Summary: We have made contributions to the methodological development for handling missing
data problems in clinical trials and its applications. Among the many challenges that
researchers face in using clinical data, missing data poses a substantial, complex and yet
unappreciated threat to validity.
Towards addressing issues of missing data, we developed unbiased, efficient statistical
approaches by incorporating missing data methods into various statistical models for the
analysis of health data with incomplete observations.
We also developed statistical computing tools to make our approaches flexible and computationally
easy to implement.
Develop statistical methods for longitudinal studies in AIDS clinical trials and HIV
vaccine efficacy trials.
Summary: Treatment effects on longitudinal markers of HIV disease progression may vary
with time since an unknown/censored time origin.
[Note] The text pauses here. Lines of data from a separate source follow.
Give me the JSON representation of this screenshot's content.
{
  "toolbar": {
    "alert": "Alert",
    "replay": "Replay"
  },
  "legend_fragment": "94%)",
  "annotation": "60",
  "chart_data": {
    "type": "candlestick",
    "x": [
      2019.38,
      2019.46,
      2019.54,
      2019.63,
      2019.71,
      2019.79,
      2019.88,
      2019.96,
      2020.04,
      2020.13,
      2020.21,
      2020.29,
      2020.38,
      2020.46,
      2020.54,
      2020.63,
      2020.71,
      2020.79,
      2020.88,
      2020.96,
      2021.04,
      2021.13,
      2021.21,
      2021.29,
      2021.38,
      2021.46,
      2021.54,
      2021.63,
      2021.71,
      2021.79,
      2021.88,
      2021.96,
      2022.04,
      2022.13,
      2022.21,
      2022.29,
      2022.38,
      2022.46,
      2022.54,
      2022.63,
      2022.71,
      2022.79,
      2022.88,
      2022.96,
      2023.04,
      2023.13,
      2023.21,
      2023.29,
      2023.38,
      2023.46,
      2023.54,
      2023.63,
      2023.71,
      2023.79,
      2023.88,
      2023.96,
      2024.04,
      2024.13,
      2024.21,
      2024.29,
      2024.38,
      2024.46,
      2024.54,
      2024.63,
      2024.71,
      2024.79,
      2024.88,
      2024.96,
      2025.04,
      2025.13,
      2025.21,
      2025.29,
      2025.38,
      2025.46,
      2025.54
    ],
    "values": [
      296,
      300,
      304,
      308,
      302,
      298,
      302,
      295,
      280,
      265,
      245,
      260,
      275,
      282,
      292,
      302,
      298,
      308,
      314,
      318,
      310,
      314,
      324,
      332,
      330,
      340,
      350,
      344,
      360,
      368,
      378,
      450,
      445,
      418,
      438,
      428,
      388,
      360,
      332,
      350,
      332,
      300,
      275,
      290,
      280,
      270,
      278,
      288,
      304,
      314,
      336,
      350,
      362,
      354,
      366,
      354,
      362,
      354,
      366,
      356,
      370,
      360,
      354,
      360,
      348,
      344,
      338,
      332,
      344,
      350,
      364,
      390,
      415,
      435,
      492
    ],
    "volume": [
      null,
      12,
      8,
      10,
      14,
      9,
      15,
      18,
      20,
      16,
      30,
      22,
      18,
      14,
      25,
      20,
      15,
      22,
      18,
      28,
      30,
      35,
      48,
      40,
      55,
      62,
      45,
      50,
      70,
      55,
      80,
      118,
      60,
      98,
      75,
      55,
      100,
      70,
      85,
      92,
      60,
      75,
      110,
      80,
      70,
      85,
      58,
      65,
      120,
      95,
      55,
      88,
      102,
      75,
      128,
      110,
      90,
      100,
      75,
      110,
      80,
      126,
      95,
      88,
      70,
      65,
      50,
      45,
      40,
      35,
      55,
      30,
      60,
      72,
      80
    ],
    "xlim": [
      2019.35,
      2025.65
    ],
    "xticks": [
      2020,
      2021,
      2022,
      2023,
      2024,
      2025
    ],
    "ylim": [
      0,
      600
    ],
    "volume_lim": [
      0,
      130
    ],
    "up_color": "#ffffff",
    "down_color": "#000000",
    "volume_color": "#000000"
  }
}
Traditional longitudinal models that misplace
the time origin by ignoring censoring may lead substantial bias. We proposed more accurate
estimation methods for treatment effects using expectation-maximization approach to deal with
the censored time origin.
Another challenging problem is that treatment effects may also vary with time or other
covariates since treatment randomization/switching in HIV vaccine efficine trials. We proposed
generalized semiparametric mixed varying-coefficient effects models to accommodate a variety of
link functions and flexibly model different types of covariate effects, including time-constant,
time-varying and covariate-varying effects.